Or am I?
Well, yes, I've moved to this new land.
It's sort of near Shamayim.
Have you heard of it?
I'll give you a hint: it starts with the word "Eretz" :)
Oh, and, I have a mini special somebody around whom I carried for 9 months (well, 39 weeks and a few days, actually, but who's counting?).
So, yes, I've been busy.
But why am I making excuses, anyway? I never committed to a blog.
But still. This blog holds a special place in my heart. It was an island for both my vents and my chizzuk.
To all the readers who have sent me emails: please don't think that I was ignoring you.
I seriously only checked the emails a few days ago. For the first time. I'm not joking.
Anywho, it was Purim a few weeks ago.
Purim has a lot of gadlut to it...it's such a shame so many people miss out the spiritual opportunity and instead solely indulge in physical opportunities (ie: drunk men.)
Speaking of drunk men...
when I was 19, after witnessing one too many religious guys get drunk on Purim, I decided that if my husband would ever get drunk on Purim, I would change the locks to our front door and let him sleep outside.
It was only fair to warn my innocent husband-to-be while we were engaged that I can be cruel if my husband decides to join the drunk frummy bandwagen.
So Baruch HaShem my husband is not one of those idiotic drunk men on Purim (or ever) :)
May HaShem help those men, and may He help me not get so mad at them every year.
Oftentimes, spiritual opportunities can completely pass us by. Why's that?
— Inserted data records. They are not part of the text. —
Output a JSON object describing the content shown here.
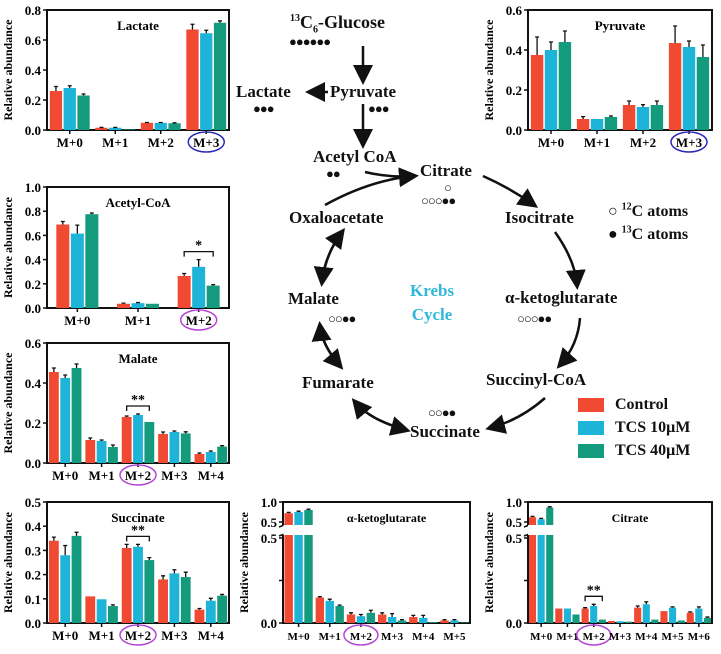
{
  "colors": {
    "control": "#f04a33",
    "tcs10": "#1db4d8",
    "tcs40": "#149a7c",
    "circle_blue": "#2a2ab8",
    "circle_purple": "#b545d6",
    "krebs": "#2fb9d6"
  },
  "diagram": {
    "glucose_mass": "13",
    "glucose_name": "C",
    "glucose_sub": "6",
    "glucose_suffix": "-Glucose",
    "glucose_dots": "●●●●●●",
    "lactate": "Lactate",
    "lactate_dots": "●●●",
    "pyruvate": "Pyruvate",
    "pyruvate_dots": "●●●",
    "acetyl_coa": "Acetyl CoA",
    "acetyl_dots": "●●",
    "citrate": "Citrate",
    "citrate_dots": "○○○●●",
    "citrate_dot_top": "○",
    "isocitrate": "Isocitrate",
    "oxaloacetate": "Oxaloacetate",
    "akg": "α-ketoglutarate",
    "akg_dots": "○○○●●",
    "malate": "Malate",
    "malate_dots": "○○●●",
    "fumarate": "Fumarate",
    "succinyl_coa": "Succinyl-CoA",
    "succinate": "Succinate",
    "succinate_dots": "○○●●",
    "krebs_line1": "Krebs",
    "krebs_line2": "Cycle",
    "atom_legend": [
      {
        "symbol": "○",
        "mass": "12",
        "text": "C atoms"
      },
      {
        "symbol": "●",
        "mass": "13",
        "text": "C atoms"
      }
    ]
  },
  "legend": [
    {
      "label": "Control",
      "color": "#f04a33"
    },
    {
      "label": "TCS 10μM",
      "color": "#1db4d8"
    },
    {
      "label": "TCS 40μM",
      "color": "#149a7c"
    }
  ],
  "chart_data": [
    {
      "id": "lactate",
      "type": "bar",
      "title": "Lactate",
      "ylabel": "Relative abundance",
      "ylim": [
        0,
        0.8
      ],
      "yticks": [
        "0.0",
        "0.2",
        "0.4",
        "0.6",
        "0.8"
      ],
      "categories": [
        "M+0",
        "M+1",
        "M+2",
        "M+3"
      ],
      "highlight": {
        "category": "M+3",
        "color": "blue"
      },
      "series": [
        {
          "name": "Control",
          "values": [
            0.26,
            0.015,
            0.048,
            0.67
          ],
          "errors": [
            0.03,
            0.002,
            0.002,
            0.035
          ]
        },
        {
          "name": "TCS 10μM",
          "values": [
            0.28,
            0.015,
            0.048,
            0.645
          ],
          "errors": [
            0.015,
            0.002,
            0.002,
            0.02
          ]
        },
        {
          "name": "TCS 40μM",
          "values": [
            0.23,
            0.004,
            0.045,
            0.715
          ],
          "errors": [
            0.01,
            0,
            0.003,
            0.012
          ]
        }
      ]
    },
    {
      "id": "pyruvate",
      "type": "bar",
      "title": "Pyruvate",
      "ylabel": "Relative abundance",
      "ylim": [
        0,
        0.6
      ],
      "yticks": [
        "0.0",
        "0.2",
        "0.4",
        "0.6"
      ],
      "categories": [
        "M+0",
        "M+1",
        "M+2",
        "M+3"
      ],
      "highlight": {
        "category": "M+3",
        "color": "blue"
      },
      "series": [
        {
          "name": "Control",
          "values": [
            0.375,
            0.055,
            0.125,
            0.435
          ],
          "errors": [
            0.09,
            0.012,
            0.02,
            0.085
          ]
        },
        {
          "name": "TCS 10μM",
          "values": [
            0.4,
            0.055,
            0.115,
            0.415
          ],
          "errors": [
            0.04,
            0,
            0.012,
            0.03
          ]
        },
        {
          "name": "TCS 40μM",
          "values": [
            0.44,
            0.065,
            0.125,
            0.365
          ],
          "errors": [
            0.055,
            0.005,
            0.02,
            0.06
          ]
        }
      ]
    },
    {
      "id": "acetylcoa",
      "type": "bar",
      "title": "Acetyl-CoA",
      "ylabel": "Relative abundance",
      "ylim": [
        0,
        1.0
      ],
      "yticks": [
        "0.0",
        "0.2",
        "0.4",
        "0.6",
        "0.8",
        "1.0"
      ],
      "categories": [
        "M+0",
        "M+1",
        "M+2"
      ],
      "highlight": {
        "category": "M+2",
        "color": "purple"
      },
      "significance": [
        {
          "category": "M+2",
          "label": "*"
        }
      ],
      "series": [
        {
          "name": "Control",
          "values": [
            0.69,
            0.035,
            0.265
          ],
          "errors": [
            0.025,
            0.005,
            0.02
          ]
        },
        {
          "name": "TCS 10μM",
          "values": [
            0.615,
            0.04,
            0.34
          ],
          "errors": [
            0.07,
            0.005,
            0.06
          ]
        },
        {
          "name": "TCS 40μM",
          "values": [
            0.775,
            0.035,
            0.185
          ],
          "errors": [
            0.01,
            0,
            0.008
          ]
        }
      ]
    },
    {
      "id": "malate",
      "type": "bar",
      "title": "Malate",
      "ylabel": "Relative abundance",
      "ylim": [
        0,
        0.6
      ],
      "yticks": [
        "0.0",
        "0.2",
        "0.4",
        "0.6"
      ],
      "categories": [
        "M+0",
        "M+1",
        "M+2",
        "M+3",
        "M+4"
      ],
      "highlight": {
        "category": "M+2",
        "color": "purple"
      },
      "significance": [
        {
          "category": "M+2",
          "label": "**"
        }
      ],
      "series": [
        {
          "name": "Control",
          "values": [
            0.455,
            0.115,
            0.23,
            0.145,
            0.045
          ],
          "errors": [
            0.02,
            0.01,
            0.005,
            0.01,
            0.005
          ]
        },
        {
          "name": "TCS 10μM",
          "values": [
            0.425,
            0.11,
            0.24,
            0.155,
            0.055
          ],
          "errors": [
            0.015,
            0.005,
            0.005,
            0.005,
            0.005
          ]
        },
        {
          "name": "TCS 40μM",
          "values": [
            0.475,
            0.08,
            0.205,
            0.148,
            0.082
          ],
          "errors": [
            0.02,
            0.01,
            0,
            0.008,
            0.005
          ]
        }
      ]
    },
    {
      "id": "succinate",
      "type": "bar",
      "title": "Succinate",
      "ylabel": "Relative abundance",
      "ylim": [
        0,
        0.5
      ],
      "yticks": [
        "0.0",
        "0.1",
        "0.2",
        "0.3",
        "0.4",
        "0.5"
      ],
      "categories": [
        "M+0",
        "M+1",
        "M+2",
        "M+3",
        "M+4"
      ],
      "highlight": {
        "category": "M+2",
        "color": "purple"
      },
      "significance": [
        {
          "category": "M+2",
          "label": "**"
        }
      ],
      "series": [
        {
          "name": "Control",
          "values": [
            0.34,
            0.11,
            0.31,
            0.18,
            0.055
          ],
          "errors": [
            0.015,
            0,
            0.015,
            0.015,
            0.005
          ]
        },
        {
          "name": "TCS 10μM",
          "values": [
            0.28,
            0.098,
            0.315,
            0.205,
            0.092
          ],
          "errors": [
            0.04,
            0,
            0.01,
            0.015,
            0.01
          ]
        },
        {
          "name": "TCS 40μM",
          "values": [
            0.36,
            0.07,
            0.26,
            0.19,
            0.113
          ],
          "errors": [
            0.015,
            0.005,
            0.01,
            0.02,
            0.005
          ]
        }
      ]
    },
    {
      "id": "akg",
      "type": "bar",
      "title": "α-ketoglutarate",
      "ylabel": "Relative abundance",
      "ylim": [
        0,
        1.0
      ],
      "axis_break": 0.5,
      "yticks": [
        "0.0",
        "0.5",
        "0.5",
        "1.0"
      ],
      "categories": [
        "M+0",
        "M+1",
        "M+2",
        "M+3",
        "M+4",
        "M+5"
      ],
      "highlight": {
        "category": "M+2",
        "color": "purple"
      },
      "series": [
        {
          "name": "Control",
          "values": [
            0.72,
            0.15,
            0.05,
            0.05,
            0.035,
            0.015
          ],
          "errors": [
            0.02,
            0.005,
            0.01,
            0.01,
            0.01,
            0.005
          ]
        },
        {
          "name": "TCS 10μM",
          "values": [
            0.75,
            0.13,
            0.04,
            0.035,
            0.03,
            0.015
          ],
          "errors": [
            0.02,
            0.01,
            0.01,
            0.02,
            0.015,
            0.005
          ]
        },
        {
          "name": "TCS 40μM",
          "values": [
            0.8,
            0.1,
            0.06,
            0.015,
            0.005,
            0.003
          ],
          "errors": [
            0.02,
            0.005,
            0.015,
            0.005,
            0,
            0
          ]
        }
      ]
    },
    {
      "id": "citrate",
      "type": "bar",
      "title": "Citrate",
      "ylabel": "Relative abundance",
      "ylim": [
        0,
        1.0
      ],
      "axis_break": 0.5,
      "yticks": [
        "0.0",
        "0.5",
        "0.5",
        "1.0"
      ],
      "categories": [
        "M+0",
        "M+1",
        "M+2",
        "M+3",
        "M+4",
        "M+5",
        "M+6"
      ],
      "highlight": {
        "category": "M+2",
        "color": "purple"
      },
      "significance": [
        {
          "category": "M+2",
          "label": "**"
        }
      ],
      "series": [
        {
          "name": "Control",
          "values": [
            0.62,
            0.085,
            0.085,
            0.012,
            0.09,
            0.07,
            0.06
          ],
          "errors": [
            0.02,
            0,
            0.005,
            0,
            0.01,
            0,
            0.005
          ]
        },
        {
          "name": "TCS 10μM",
          "values": [
            0.57,
            0.085,
            0.1,
            0.01,
            0.11,
            0.09,
            0.085
          ],
          "errors": [
            0.02,
            0,
            0.01,
            0,
            0.015,
            0.005,
            0.01
          ]
        },
        {
          "name": "TCS 40μM",
          "values": [
            0.86,
            0.05,
            0.02,
            0.008,
            0.02,
            0.015,
            0.03
          ],
          "errors": [
            0.02,
            0,
            0,
            0,
            0,
            0,
            0.005
          ]
        }
      ]
    }
  ]
}
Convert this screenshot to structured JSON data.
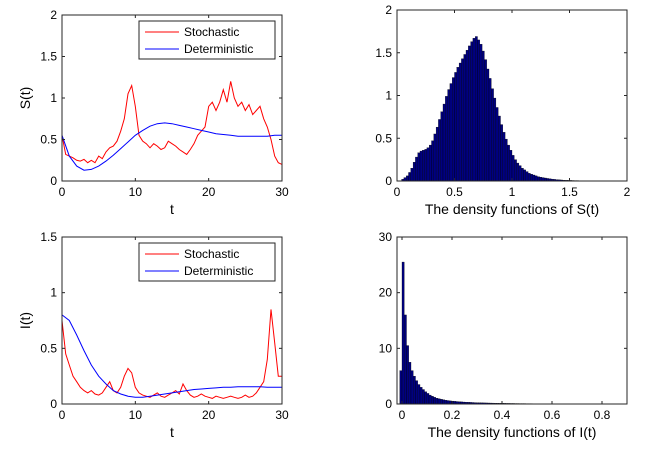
{
  "chart_data": [
    {
      "type": "line",
      "xlabel": "t",
      "ylabel": "S(t)",
      "xlim": [
        0,
        30
      ],
      "ylim": [
        0,
        2
      ],
      "xticks": [
        "0",
        "10",
        "20",
        "30"
      ],
      "yticks": [
        "0",
        "0.5",
        "1",
        "1.5",
        "2"
      ],
      "legend_position": "top-right",
      "grid": false,
      "series": [
        {
          "name": "Stochastic",
          "color": "#ff0000",
          "x": [
            0,
            0.5,
            1,
            1.5,
            2,
            2.5,
            3,
            3.5,
            4,
            4.5,
            5,
            5.5,
            6,
            6.5,
            7,
            7.5,
            8,
            8.5,
            9,
            9.5,
            10,
            10.5,
            11,
            11.5,
            12,
            12.5,
            13,
            13.5,
            14,
            14.5,
            15,
            15.5,
            16,
            16.5,
            17,
            17.5,
            18,
            18.5,
            19,
            19.5,
            20,
            20.5,
            21,
            21.5,
            22,
            22.5,
            23,
            23.5,
            24,
            24.5,
            25,
            25.5,
            26,
            26.5,
            27,
            27.5,
            28,
            28.5,
            29,
            29.5,
            30
          ],
          "values": [
            0.55,
            0.32,
            0.3,
            0.28,
            0.25,
            0.24,
            0.26,
            0.22,
            0.25,
            0.22,
            0.3,
            0.27,
            0.35,
            0.4,
            0.42,
            0.48,
            0.6,
            0.75,
            1.05,
            1.15,
            0.9,
            0.55,
            0.48,
            0.45,
            0.4,
            0.45,
            0.42,
            0.38,
            0.4,
            0.48,
            0.45,
            0.42,
            0.38,
            0.35,
            0.32,
            0.38,
            0.45,
            0.55,
            0.6,
            0.65,
            0.9,
            0.95,
            0.85,
            0.95,
            1.1,
            0.95,
            1.2,
            1.0,
            0.9,
            0.95,
            0.85,
            0.92,
            0.8,
            0.85,
            0.9,
            0.75,
            0.65,
            0.5,
            0.3,
            0.22,
            0.2
          ]
        },
        {
          "name": "Deterministic",
          "color": "#0000ff",
          "x": [
            0,
            1,
            2,
            3,
            4,
            5,
            6,
            7,
            8,
            9,
            10,
            11,
            12,
            13,
            14,
            15,
            16,
            17,
            18,
            19,
            20,
            21,
            22,
            23,
            24,
            25,
            26,
            27,
            28,
            29,
            30
          ],
          "values": [
            0.55,
            0.3,
            0.18,
            0.13,
            0.14,
            0.18,
            0.24,
            0.31,
            0.39,
            0.47,
            0.55,
            0.61,
            0.66,
            0.69,
            0.7,
            0.69,
            0.67,
            0.65,
            0.63,
            0.61,
            0.59,
            0.57,
            0.56,
            0.55,
            0.54,
            0.54,
            0.54,
            0.54,
            0.54,
            0.55,
            0.55
          ]
        }
      ]
    },
    {
      "type": "bar",
      "xlabel": "The density functions of S(t)",
      "xlim": [
        0,
        2
      ],
      "ylim": [
        0,
        2
      ],
      "xticks": [
        "0",
        "0.5",
        "1",
        "1.5",
        "2"
      ],
      "yticks": [
        "0",
        "0.5",
        "1",
        "1.5",
        "2"
      ],
      "bar_color": "#000080",
      "bin_width": 0.02,
      "x": [
        0.02,
        0.04,
        0.06,
        0.08,
        0.1,
        0.12,
        0.14,
        0.16,
        0.18,
        0.2,
        0.22,
        0.24,
        0.26,
        0.28,
        0.3,
        0.32,
        0.34,
        0.36,
        0.38,
        0.4,
        0.42,
        0.44,
        0.46,
        0.48,
        0.5,
        0.52,
        0.54,
        0.56,
        0.58,
        0.6,
        0.62,
        0.64,
        0.66,
        0.68,
        0.7,
        0.72,
        0.74,
        0.76,
        0.78,
        0.8,
        0.82,
        0.84,
        0.86,
        0.88,
        0.9,
        0.92,
        0.94,
        0.96,
        0.98,
        1.0,
        1.02,
        1.04,
        1.06,
        1.08,
        1.1,
        1.12,
        1.14,
        1.16,
        1.18,
        1.2,
        1.22,
        1.24,
        1.26,
        1.28,
        1.3,
        1.32,
        1.34,
        1.36,
        1.38,
        1.4,
        1.42,
        1.44,
        1.46,
        1.48,
        1.5,
        1.52,
        1.54,
        1.56,
        1.58,
        1.6,
        1.62,
        1.64,
        1.66,
        1.68,
        1.7,
        1.72,
        1.74,
        1.76,
        1.78,
        1.8,
        1.82,
        1.84,
        1.86,
        1.88,
        1.9,
        1.92,
        1.94,
        1.96,
        1.98
      ],
      "values": [
        0.0,
        0.02,
        0.04,
        0.06,
        0.1,
        0.15,
        0.22,
        0.28,
        0.33,
        0.35,
        0.36,
        0.37,
        0.39,
        0.42,
        0.47,
        0.55,
        0.63,
        0.72,
        0.81,
        0.9,
        0.99,
        1.07,
        1.14,
        1.21,
        1.27,
        1.33,
        1.38,
        1.43,
        1.48,
        1.53,
        1.58,
        1.63,
        1.67,
        1.69,
        1.65,
        1.6,
        1.52,
        1.42,
        1.31,
        1.2,
        1.08,
        0.97,
        0.86,
        0.76,
        0.66,
        0.57,
        0.49,
        0.42,
        0.36,
        0.3,
        0.25,
        0.21,
        0.18,
        0.15,
        0.13,
        0.11,
        0.09,
        0.08,
        0.07,
        0.06,
        0.05,
        0.045,
        0.04,
        0.035,
        0.03,
        0.026,
        0.022,
        0.019,
        0.016,
        0.014,
        0.012,
        0.01,
        0.009,
        0.008,
        0.007,
        0.006,
        0.005,
        0.005,
        0.004,
        0.004,
        0.003,
        0.003,
        0.003,
        0.002,
        0.002,
        0.002,
        0.002,
        0.002,
        0.001,
        0.001,
        0.001,
        0.001,
        0.001,
        0.001,
        0.001,
        0.001,
        0.001,
        0.001,
        0.001
      ]
    },
    {
      "type": "line",
      "xlabel": "t",
      "ylabel": "I(t)",
      "xlim": [
        0,
        30
      ],
      "ylim": [
        0,
        1.5
      ],
      "xticks": [
        "0",
        "10",
        "20",
        "30"
      ],
      "yticks": [
        "0",
        "0.5",
        "1",
        "1.5"
      ],
      "legend_position": "top-right",
      "grid": false,
      "series": [
        {
          "name": "Stochastic",
          "color": "#ff0000",
          "x": [
            0,
            0.5,
            1,
            1.5,
            2,
            2.5,
            3,
            3.5,
            4,
            4.5,
            5,
            5.5,
            6,
            6.5,
            7,
            7.5,
            8,
            8.5,
            9,
            9.5,
            10,
            10.5,
            11,
            11.5,
            12,
            12.5,
            13,
            13.5,
            14,
            14.5,
            15,
            15.5,
            16,
            16.5,
            17,
            17.5,
            18,
            18.5,
            19,
            19.5,
            20,
            20.5,
            21,
            21.5,
            22,
            22.5,
            23,
            23.5,
            24,
            24.5,
            25,
            25.5,
            26,
            26.5,
            27,
            27.5,
            28,
            28.5,
            29,
            29.5,
            30
          ],
          "values": [
            0.75,
            0.45,
            0.35,
            0.25,
            0.2,
            0.15,
            0.12,
            0.1,
            0.12,
            0.09,
            0.08,
            0.1,
            0.15,
            0.2,
            0.12,
            0.1,
            0.15,
            0.25,
            0.32,
            0.28,
            0.15,
            0.1,
            0.08,
            0.07,
            0.06,
            0.08,
            0.1,
            0.07,
            0.06,
            0.08,
            0.1,
            0.12,
            0.09,
            0.18,
            0.12,
            0.08,
            0.06,
            0.07,
            0.09,
            0.07,
            0.06,
            0.05,
            0.07,
            0.06,
            0.05,
            0.06,
            0.07,
            0.06,
            0.05,
            0.06,
            0.08,
            0.06,
            0.07,
            0.1,
            0.15,
            0.2,
            0.4,
            0.85,
            0.55,
            0.25,
            0.25
          ]
        },
        {
          "name": "Deterministic",
          "color": "#0000ff",
          "x": [
            0,
            1,
            2,
            3,
            4,
            5,
            6,
            7,
            8,
            9,
            10,
            11,
            12,
            13,
            14,
            15,
            16,
            17,
            18,
            19,
            20,
            21,
            22,
            23,
            24,
            25,
            26,
            27,
            28,
            29,
            30
          ],
          "values": [
            0.8,
            0.75,
            0.62,
            0.48,
            0.35,
            0.25,
            0.18,
            0.12,
            0.09,
            0.07,
            0.06,
            0.06,
            0.07,
            0.08,
            0.09,
            0.1,
            0.11,
            0.12,
            0.13,
            0.135,
            0.14,
            0.145,
            0.15,
            0.15,
            0.155,
            0.155,
            0.155,
            0.155,
            0.15,
            0.15,
            0.15
          ]
        }
      ]
    },
    {
      "type": "bar",
      "xlabel": "The density functions of I(t)",
      "xlim": [
        -0.02,
        0.9
      ],
      "ylim": [
        0,
        30
      ],
      "xticks": [
        "0",
        "0.2",
        "0.4",
        "0.6",
        "0.8"
      ],
      "yticks": [
        "0",
        "10",
        "20",
        "30"
      ],
      "bar_color": "#000080",
      "bin_width": 0.009,
      "x": [
        -0.009,
        0.0,
        0.009,
        0.018,
        0.027,
        0.036,
        0.045,
        0.054,
        0.063,
        0.072,
        0.081,
        0.09,
        0.099,
        0.108,
        0.117,
        0.126,
        0.135,
        0.144,
        0.153,
        0.162,
        0.171,
        0.18,
        0.189,
        0.198,
        0.207,
        0.216,
        0.225,
        0.234,
        0.243,
        0.252,
        0.261,
        0.27,
        0.279,
        0.288,
        0.297,
        0.306,
        0.315,
        0.324,
        0.333,
        0.342,
        0.351,
        0.36,
        0.369,
        0.378,
        0.387,
        0.396,
        0.405,
        0.414,
        0.423,
        0.432,
        0.441,
        0.45,
        0.459,
        0.468,
        0.477,
        0.486,
        0.495,
        0.504,
        0.513,
        0.522,
        0.531,
        0.54,
        0.549,
        0.558,
        0.567,
        0.576,
        0.585,
        0.594,
        0.603,
        0.612,
        0.621,
        0.63,
        0.639,
        0.648,
        0.657,
        0.666,
        0.675,
        0.684,
        0.693,
        0.702,
        0.711,
        0.72,
        0.729,
        0.738,
        0.747,
        0.756,
        0.765,
        0.774,
        0.783,
        0.792,
        0.801,
        0.81,
        0.819,
        0.828,
        0.837,
        0.846,
        0.855,
        0.864,
        0.873,
        0.882
      ],
      "values": [
        6.0,
        25.5,
        16.0,
        10.5,
        7.5,
        6.0,
        5.0,
        4.2,
        3.5,
        3.0,
        2.6,
        2.2,
        1.9,
        1.6,
        1.4,
        1.2,
        1.05,
        0.95,
        0.85,
        0.75,
        0.68,
        0.62,
        0.56,
        0.52,
        0.48,
        0.44,
        0.41,
        0.38,
        0.35,
        0.33,
        0.31,
        0.29,
        0.27,
        0.25,
        0.23,
        0.22,
        0.21,
        0.2,
        0.19,
        0.18,
        0.17,
        0.16,
        0.15,
        0.14,
        0.13,
        0.13,
        0.12,
        0.11,
        0.11,
        0.1,
        0.1,
        0.09,
        0.09,
        0.08,
        0.08,
        0.08,
        0.07,
        0.07,
        0.07,
        0.06,
        0.06,
        0.06,
        0.06,
        0.05,
        0.05,
        0.05,
        0.05,
        0.05,
        0.04,
        0.04,
        0.04,
        0.04,
        0.04,
        0.04,
        0.04,
        0.03,
        0.03,
        0.03,
        0.03,
        0.03,
        0.03,
        0.03,
        0.03,
        0.03,
        0.03,
        0.03,
        0.03,
        0.02,
        0.02,
        0.02,
        0.02,
        0.02,
        0.02,
        0.02,
        0.02,
        0.02,
        0.02,
        0.02,
        0.02,
        0.02
      ]
    }
  ]
}
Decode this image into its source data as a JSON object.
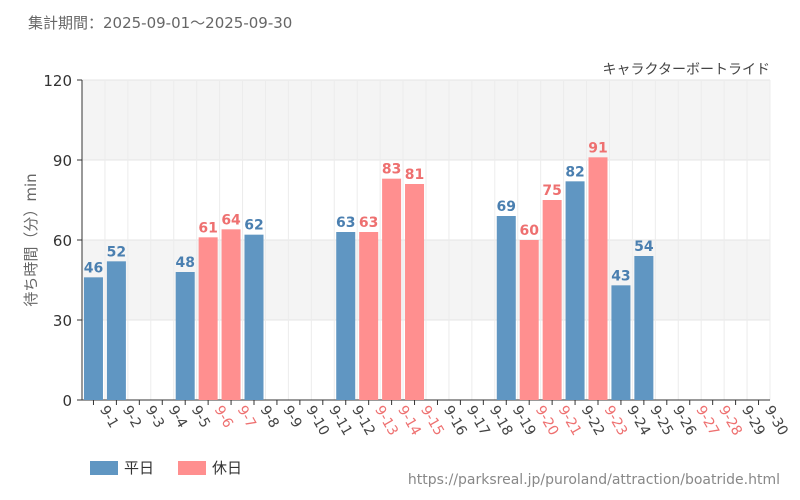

Because whenever there's potential for great purity and holiness, there's also potential for great tuma.
A perfect example of this is:
A perfect example of this is motzei Shabbat. Motzei Shabbat is the time when the holy Shabbat is over, but the queen is still in the vacinity. Our neshama yetera leaves us, and we're left with a feeling of loneliness. Suddenly, we feel the need to do something fulfilling.
Ever wonder why there's such a temptation to "go out" and "have fun" on motzei Shabbat? Yep, that's why. And sadly, many Jews in the world think that going to a movie, club, party, etc. motzei Shabbat will help them fill the lonely spot.
Since we lost something spiritual, we can only fix the feeling of emptiness with something spiritual. So we have a melaveh malka meal filled with divrei Torah, songs, music, and connection to HaShem.
But this takes a lot of effort! Especially because there's such a strong yetzer hara to ignore the spiritual void and to focus on the physiciality. In fact, I wouldn't be surprised if Saturday night is the most avera-filled evening of the week.
Wherever there's potential for great kedusha, there's also potential for great tuma. Interestingly enough, it doesn't work the other way. If there's a place filled with tuma - you're most likely not going to find great kedusha there.
We also see this in our parashat hashavua (2 weeks ago) with the incident of chet haegel. How could Bnei Yisrael commit just a horrendous avera? They just witnessed Har Sinai and heard HaShem speak to them! I mean, what's more holy and life-changing than that?!
It's a question that all the mefarshim deal with, and many different answers are given. The main one being that it was mainly the erev rav - 1% of the nation who committed the sin.
But still. How could the 1% commit such a grave sin?
The answer is: where there's potential for great kedusha, there's also potential for great tuma.
They could've waited for Moshe while learning together, davening, staying on the high and embracing the holiness that just came upon them. But that's not what happened.
A wise person never thinks he's ONLY immersed in kedusha. Don't be fooled. Be wise and always look out and be aware of the tuma. Never think that you're untouchable, and that the yetzer hara can't fool you. (But also don't think that you're doomed! Afterall, chazal (kiddushin 30b) teach us that HaShem said "barati yetzer hara, barati lo Torah tavlin" (I created the yetzer hara, but I also created the Torah as the antidote for it.)
Once you know what you're competing against, you can use the tools and strength from the yetzer hatov to win the battle and live in the life of holiness.
Mannnnn I just want to LIVEEEEE IN THE HHHHHHOLINESSSSSSSS!
Hatzlacha Rabba to all of my readers. I'll try to respond to all of the emails soon.